- Ethnicity: Arabs
- Location: Mecca – Holy Capital Governorate – Makkah Region
- Religion: Islam

= Albeyari =

Palestinian Arab family

Al-Beyari (Arabic: آل بياري) is an Arab family originally from the village of al-ʿAbbasiyya, located in the Jaffa Governorate of Palestine. The family was historically known for its ownership of large farmlands and citrus orchards, which were among the defining features of the region before 1948. After the Nakba, many members of the family were displaced to nearby countries. Some settled in Jordan, particularly in Amman and Zarqa, while others migrated to the Hejaz region of Saudi Arabia, particularly in Mecca. According to several accounts, the family's early origins go back to the Arabian Peninsula before their migration to Palestine centuries ago, showing the historical connection between the Levant and the Arab heartlands.
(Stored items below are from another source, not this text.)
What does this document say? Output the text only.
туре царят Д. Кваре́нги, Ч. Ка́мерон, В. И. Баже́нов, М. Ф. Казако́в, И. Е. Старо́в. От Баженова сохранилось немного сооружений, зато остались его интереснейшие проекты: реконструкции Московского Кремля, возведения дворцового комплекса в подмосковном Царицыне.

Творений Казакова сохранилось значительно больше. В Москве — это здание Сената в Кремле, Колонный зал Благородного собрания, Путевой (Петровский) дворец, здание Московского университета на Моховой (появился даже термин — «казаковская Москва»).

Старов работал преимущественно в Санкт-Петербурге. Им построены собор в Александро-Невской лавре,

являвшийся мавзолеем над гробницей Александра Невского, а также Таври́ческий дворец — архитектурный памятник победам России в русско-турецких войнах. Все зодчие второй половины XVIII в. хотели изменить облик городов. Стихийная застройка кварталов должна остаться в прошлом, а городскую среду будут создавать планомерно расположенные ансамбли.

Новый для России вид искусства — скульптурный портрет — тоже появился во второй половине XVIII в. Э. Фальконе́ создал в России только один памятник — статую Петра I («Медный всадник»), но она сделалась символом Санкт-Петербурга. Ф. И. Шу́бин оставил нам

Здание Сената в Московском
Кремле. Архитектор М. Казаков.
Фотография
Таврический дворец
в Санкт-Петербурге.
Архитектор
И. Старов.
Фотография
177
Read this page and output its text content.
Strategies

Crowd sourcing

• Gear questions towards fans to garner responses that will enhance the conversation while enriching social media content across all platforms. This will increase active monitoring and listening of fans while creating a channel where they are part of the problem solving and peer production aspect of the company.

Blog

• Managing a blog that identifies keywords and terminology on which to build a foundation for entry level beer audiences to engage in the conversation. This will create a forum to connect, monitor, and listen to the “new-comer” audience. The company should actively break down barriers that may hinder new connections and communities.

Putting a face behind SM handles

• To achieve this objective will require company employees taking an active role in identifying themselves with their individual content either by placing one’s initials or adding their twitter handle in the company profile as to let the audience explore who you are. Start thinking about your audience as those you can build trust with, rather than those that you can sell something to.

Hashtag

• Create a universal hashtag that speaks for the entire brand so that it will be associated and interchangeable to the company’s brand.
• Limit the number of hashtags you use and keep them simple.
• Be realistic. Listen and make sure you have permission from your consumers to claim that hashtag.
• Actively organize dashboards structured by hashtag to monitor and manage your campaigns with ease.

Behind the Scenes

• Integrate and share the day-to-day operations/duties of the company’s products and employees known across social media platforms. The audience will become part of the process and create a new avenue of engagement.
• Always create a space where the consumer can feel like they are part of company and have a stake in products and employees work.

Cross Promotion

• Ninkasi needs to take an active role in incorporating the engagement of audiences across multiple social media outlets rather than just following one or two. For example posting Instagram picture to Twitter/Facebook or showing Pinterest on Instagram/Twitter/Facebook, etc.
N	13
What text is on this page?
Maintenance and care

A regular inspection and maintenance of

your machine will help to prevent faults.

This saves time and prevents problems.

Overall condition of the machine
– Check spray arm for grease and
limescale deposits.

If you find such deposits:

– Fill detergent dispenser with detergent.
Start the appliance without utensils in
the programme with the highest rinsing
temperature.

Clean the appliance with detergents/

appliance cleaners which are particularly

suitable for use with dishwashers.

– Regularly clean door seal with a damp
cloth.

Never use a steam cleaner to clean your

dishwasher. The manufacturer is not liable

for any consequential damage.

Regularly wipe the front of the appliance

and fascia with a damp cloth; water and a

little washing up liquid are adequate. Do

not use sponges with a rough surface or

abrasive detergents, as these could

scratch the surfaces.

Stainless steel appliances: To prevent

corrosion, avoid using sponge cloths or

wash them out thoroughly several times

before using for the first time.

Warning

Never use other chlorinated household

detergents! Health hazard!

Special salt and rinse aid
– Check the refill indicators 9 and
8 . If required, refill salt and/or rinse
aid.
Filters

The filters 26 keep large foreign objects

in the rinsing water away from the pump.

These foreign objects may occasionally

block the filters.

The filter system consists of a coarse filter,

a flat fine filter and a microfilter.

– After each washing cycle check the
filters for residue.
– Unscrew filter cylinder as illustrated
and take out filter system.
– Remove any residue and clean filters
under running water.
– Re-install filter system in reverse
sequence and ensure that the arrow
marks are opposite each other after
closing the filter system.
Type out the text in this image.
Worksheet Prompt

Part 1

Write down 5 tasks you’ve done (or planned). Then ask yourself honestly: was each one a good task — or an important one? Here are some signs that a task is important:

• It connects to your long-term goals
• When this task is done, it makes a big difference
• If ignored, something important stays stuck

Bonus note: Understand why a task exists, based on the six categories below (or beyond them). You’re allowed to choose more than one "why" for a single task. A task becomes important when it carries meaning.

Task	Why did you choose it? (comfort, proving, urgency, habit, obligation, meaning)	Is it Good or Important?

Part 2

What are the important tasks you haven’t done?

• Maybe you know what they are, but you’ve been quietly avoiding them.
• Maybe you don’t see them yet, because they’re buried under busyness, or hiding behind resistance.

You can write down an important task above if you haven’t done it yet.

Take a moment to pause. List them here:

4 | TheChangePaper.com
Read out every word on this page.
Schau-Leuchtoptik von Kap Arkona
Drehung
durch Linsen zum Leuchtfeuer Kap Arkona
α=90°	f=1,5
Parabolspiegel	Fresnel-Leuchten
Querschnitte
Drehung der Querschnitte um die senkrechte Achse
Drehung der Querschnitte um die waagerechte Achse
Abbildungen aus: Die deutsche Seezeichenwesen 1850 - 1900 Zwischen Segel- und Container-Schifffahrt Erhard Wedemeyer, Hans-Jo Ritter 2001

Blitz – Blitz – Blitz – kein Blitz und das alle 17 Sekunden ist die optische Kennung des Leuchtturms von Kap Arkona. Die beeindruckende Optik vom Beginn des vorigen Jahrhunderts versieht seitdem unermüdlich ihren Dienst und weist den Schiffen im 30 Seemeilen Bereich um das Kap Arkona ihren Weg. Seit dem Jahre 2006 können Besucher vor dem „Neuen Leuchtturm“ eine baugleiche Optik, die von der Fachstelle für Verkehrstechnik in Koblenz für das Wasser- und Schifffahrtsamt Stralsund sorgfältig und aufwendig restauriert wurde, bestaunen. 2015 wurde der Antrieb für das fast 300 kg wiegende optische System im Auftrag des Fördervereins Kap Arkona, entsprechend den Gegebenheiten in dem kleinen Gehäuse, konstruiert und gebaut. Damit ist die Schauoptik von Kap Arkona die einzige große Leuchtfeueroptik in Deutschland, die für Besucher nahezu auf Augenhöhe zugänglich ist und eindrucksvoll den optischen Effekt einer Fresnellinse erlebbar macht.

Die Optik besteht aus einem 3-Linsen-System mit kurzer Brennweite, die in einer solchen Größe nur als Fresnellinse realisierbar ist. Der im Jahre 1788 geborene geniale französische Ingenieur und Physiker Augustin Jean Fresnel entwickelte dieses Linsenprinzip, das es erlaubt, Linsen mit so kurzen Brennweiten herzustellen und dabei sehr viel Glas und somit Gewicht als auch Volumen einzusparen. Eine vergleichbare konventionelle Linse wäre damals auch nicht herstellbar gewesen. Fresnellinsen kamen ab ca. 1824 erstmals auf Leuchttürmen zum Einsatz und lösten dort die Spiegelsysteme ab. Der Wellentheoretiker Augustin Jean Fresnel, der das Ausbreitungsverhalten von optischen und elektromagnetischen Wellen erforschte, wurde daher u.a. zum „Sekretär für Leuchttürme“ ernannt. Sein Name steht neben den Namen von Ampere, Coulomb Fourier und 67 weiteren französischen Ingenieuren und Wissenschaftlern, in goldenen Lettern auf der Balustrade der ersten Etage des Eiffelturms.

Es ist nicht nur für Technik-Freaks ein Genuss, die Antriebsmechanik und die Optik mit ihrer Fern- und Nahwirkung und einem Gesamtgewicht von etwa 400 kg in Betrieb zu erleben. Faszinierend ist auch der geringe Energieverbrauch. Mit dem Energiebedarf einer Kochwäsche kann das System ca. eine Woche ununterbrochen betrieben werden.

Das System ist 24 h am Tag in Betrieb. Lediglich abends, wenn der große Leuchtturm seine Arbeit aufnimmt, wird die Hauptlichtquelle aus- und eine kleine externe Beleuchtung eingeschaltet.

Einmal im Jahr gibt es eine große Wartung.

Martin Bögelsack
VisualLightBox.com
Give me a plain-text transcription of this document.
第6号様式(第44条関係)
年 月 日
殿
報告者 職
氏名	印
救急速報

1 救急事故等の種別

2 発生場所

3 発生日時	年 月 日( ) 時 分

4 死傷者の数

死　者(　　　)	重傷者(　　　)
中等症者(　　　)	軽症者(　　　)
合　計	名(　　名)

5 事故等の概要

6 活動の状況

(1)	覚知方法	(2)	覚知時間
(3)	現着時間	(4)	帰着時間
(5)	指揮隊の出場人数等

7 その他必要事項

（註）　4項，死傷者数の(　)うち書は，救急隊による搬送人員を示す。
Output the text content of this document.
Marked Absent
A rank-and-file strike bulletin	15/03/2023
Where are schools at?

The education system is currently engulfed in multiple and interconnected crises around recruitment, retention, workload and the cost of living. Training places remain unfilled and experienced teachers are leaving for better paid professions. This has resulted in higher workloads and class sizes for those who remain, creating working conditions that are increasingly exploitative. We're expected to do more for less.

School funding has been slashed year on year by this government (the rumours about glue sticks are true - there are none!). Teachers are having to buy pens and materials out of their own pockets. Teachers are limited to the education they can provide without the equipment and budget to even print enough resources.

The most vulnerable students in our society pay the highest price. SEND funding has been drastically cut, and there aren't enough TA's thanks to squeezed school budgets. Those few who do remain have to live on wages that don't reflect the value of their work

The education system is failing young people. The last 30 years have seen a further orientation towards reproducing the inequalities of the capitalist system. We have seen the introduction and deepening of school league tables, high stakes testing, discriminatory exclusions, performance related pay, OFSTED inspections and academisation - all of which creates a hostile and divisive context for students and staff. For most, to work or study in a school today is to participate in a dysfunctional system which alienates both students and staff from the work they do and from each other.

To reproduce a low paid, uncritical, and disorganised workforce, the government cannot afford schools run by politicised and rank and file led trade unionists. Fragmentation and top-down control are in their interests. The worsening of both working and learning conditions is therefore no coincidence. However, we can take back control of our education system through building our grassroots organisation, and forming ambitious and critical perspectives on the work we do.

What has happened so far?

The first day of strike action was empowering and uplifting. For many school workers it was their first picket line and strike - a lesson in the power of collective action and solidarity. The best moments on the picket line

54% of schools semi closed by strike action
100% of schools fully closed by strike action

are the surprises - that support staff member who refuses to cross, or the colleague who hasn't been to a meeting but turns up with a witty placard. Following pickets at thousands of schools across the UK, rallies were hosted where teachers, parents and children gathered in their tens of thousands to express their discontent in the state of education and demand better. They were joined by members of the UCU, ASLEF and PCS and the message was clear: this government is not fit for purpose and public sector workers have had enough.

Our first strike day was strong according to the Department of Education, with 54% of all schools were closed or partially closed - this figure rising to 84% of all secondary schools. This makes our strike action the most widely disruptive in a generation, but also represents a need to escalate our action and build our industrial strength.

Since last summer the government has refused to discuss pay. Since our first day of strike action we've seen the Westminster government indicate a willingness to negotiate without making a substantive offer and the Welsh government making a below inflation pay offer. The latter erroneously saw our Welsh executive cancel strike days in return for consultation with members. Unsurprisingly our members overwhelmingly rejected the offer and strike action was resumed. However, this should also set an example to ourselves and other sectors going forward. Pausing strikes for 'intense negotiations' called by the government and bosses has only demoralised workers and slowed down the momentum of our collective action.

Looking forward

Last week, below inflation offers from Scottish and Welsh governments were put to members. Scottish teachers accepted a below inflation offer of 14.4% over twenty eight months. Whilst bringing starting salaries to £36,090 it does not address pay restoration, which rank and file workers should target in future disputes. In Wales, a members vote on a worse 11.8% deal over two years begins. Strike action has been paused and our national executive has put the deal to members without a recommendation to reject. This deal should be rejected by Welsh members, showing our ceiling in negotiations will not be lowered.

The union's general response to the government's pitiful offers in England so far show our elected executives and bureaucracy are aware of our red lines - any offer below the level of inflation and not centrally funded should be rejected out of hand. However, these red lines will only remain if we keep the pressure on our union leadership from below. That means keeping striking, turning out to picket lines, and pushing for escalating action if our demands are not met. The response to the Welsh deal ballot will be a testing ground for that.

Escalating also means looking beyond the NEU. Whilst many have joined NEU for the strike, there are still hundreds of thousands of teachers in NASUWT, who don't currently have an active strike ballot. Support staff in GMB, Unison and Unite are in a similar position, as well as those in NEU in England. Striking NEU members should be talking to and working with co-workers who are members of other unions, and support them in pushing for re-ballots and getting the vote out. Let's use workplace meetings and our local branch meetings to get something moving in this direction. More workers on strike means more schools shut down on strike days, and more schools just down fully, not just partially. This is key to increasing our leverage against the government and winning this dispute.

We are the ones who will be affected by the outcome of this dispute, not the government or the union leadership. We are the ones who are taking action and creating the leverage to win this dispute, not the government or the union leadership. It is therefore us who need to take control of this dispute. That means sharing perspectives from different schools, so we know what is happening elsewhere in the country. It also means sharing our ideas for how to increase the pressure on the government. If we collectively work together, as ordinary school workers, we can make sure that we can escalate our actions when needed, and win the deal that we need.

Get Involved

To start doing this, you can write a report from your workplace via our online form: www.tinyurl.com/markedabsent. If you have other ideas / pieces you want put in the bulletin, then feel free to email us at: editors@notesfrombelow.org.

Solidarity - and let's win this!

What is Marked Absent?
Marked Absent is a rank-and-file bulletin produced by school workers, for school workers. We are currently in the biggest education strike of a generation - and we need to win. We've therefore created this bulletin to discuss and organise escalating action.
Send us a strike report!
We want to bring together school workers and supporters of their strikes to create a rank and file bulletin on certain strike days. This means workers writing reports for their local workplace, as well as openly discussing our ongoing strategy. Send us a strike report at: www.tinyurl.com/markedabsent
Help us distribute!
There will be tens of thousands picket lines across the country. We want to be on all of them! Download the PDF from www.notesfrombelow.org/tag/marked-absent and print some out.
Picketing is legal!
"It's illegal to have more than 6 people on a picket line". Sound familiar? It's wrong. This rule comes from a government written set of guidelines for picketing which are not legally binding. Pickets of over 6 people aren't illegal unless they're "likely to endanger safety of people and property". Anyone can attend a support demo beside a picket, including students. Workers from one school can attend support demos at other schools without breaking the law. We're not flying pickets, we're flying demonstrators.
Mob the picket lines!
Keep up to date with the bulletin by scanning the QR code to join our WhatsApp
== Branches and Distribution ==
The Bayari family is spread across several Arab countries. In Palestine, some descendants still possess legal documents confirming their ancestral ownership of agricultural lands. In Jordan, members of the family became active in fields such as trade, education, and small-scale industry. In Syria, the family's presence is mainly in Damascus and nearby cities, where they have long been engaged in commerce and traditional crafts.
In the Gulf states, especially Saudi Arabia, the family is concentrated in Mecca, where a district known as “Hayy al-Bayari” (“Bayari neighborhood”) bears their name.

== Notable Figures ==
Prominent individuals from the Bayari family include:
- Khaled bin Hussein Biyari – Assistant Minister of Defense for Executive Affairs in Saudi Arabia, and former CEO of the Saudi Telecom Company (STC).
- Fahd Al-Bayari – former president of the Al-Wehdat Sports Club in Jordan.
- Hadi Al-Bayari – Tunisian footballer.
- Engineer Samer Al-Bayari (Jordan) – recognized for his contributions to infrastructure and development projects.
- Mrs. Layla Al-Bayari (Syria) – known for her role in education and community service.